Parcells’ massive ego certainly doesn’t manifest itself in material possessions. How’s this image: “Right now he is living alone in what amounts to a hotel room in Irving, Texas, whose sole virtue is that it is a 10-minute drive to both the Cowboys practice facility and Texas Stadium.”

Or this one: “His office is vast and impersonal and without a trace of self-importance. Parcells has had his picture taken with presidents and movie stars, but the only photograph in the office lies facedown on a bookshelf. He turns it over to reveal a snapshot of him with three tough-looking young men – tattoos, sleeveless shirts – from a boxing gym in North Jersey he likes to visit.”

The Parcells of Lewis’ article can basically be boiled down to an anecdote about a middleweight boxing match, where the underdog absorbed an extraordinary amount of punishment from his physically superior opponent but through sheer will power, managed to stay on his feet.
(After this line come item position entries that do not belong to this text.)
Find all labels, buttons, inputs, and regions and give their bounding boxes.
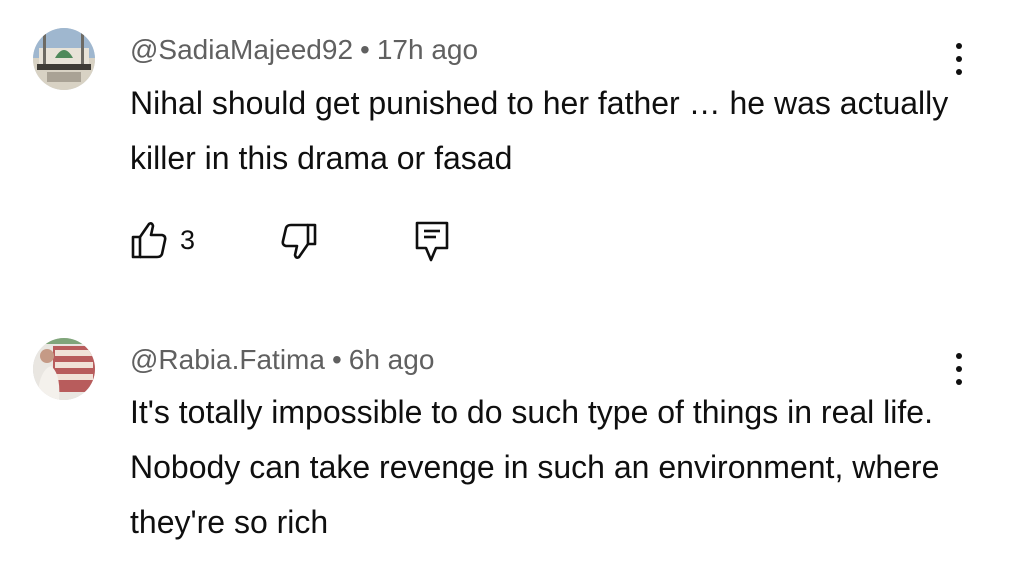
dislike-button[interactable] [278,222,318,267]
avatar[interactable] [33,338,95,400]
comment-meta: @SadiaMajeed92 • 17h ago [130,36,478,64]
comment-1: @SadiaMajeed92 • 17h ago Nihal should get … [0,0,1024,300]
comment-text: It's totally impossible to do such type … [130,394,940,540]
more-vertical-icon [956,43,962,49]
comment-text: Nihal should get punished to her father … [130,85,949,176]
comment-meta: @Rabia.Fatima • 6h ago [130,346,434,374]
meta-separator: • [360,34,370,65]
reply-button[interactable] [414,220,450,269]
author-handle[interactable]: @Rabia.Fatima [130,344,325,375]
timestamp[interactable]: 17h ago [377,34,478,65]
profile-photo-avatar-image [33,338,95,400]
more-vertical-icon [956,353,962,359]
thumbs-up-icon [131,222,167,259]
comment-2: @Rabia.Fatima • 6h ago It's totally imposs… [0,300,1024,578]
thumbs-down-icon [281,223,317,259]
comment-actions: 3 [130,220,470,264]
like-count: 3 [180,224,196,255]
avatar[interactable] [33,28,95,90]
meta-separator: • [331,344,342,375]
like-button[interactable]: 3 [130,220,195,260]
author-handle[interactable]: @SadiaMajeed92 [130,34,353,65]
more-options-button[interactable] [943,34,975,84]
more-options-button[interactable] [943,344,975,394]
reply-comment-icon [415,221,449,262]
mosque-avatar-image [33,28,95,90]
timestamp[interactable]: 6h ago [349,344,435,375]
Eventually, the favorite got tired, let up slightly, and was knocked out by the opportunistic underdog.

In the locker room after the fight, the fighters are separated only by a thin curtain. The favorite hears the underdog telling his trainers about all the times during the fight that he wanted to quit.

“At that moment,” says Parcells. “[The favorite] began to weep…. He was crying because for the first time he understood [the underdog] had felt the same way he had and worse. The only thing that separated the guy talking from the guy crying was what they had done. The coward and the hero feel the same emotions. They’re both human.”

This is Parcells in a nutshell, according to Lewis, a man “whose life has been defined by the pressure of competition and his response to it…. Even if you have millions in the bank and everyone around you tells you that you’re a success, you seek out that uncomfortable place.”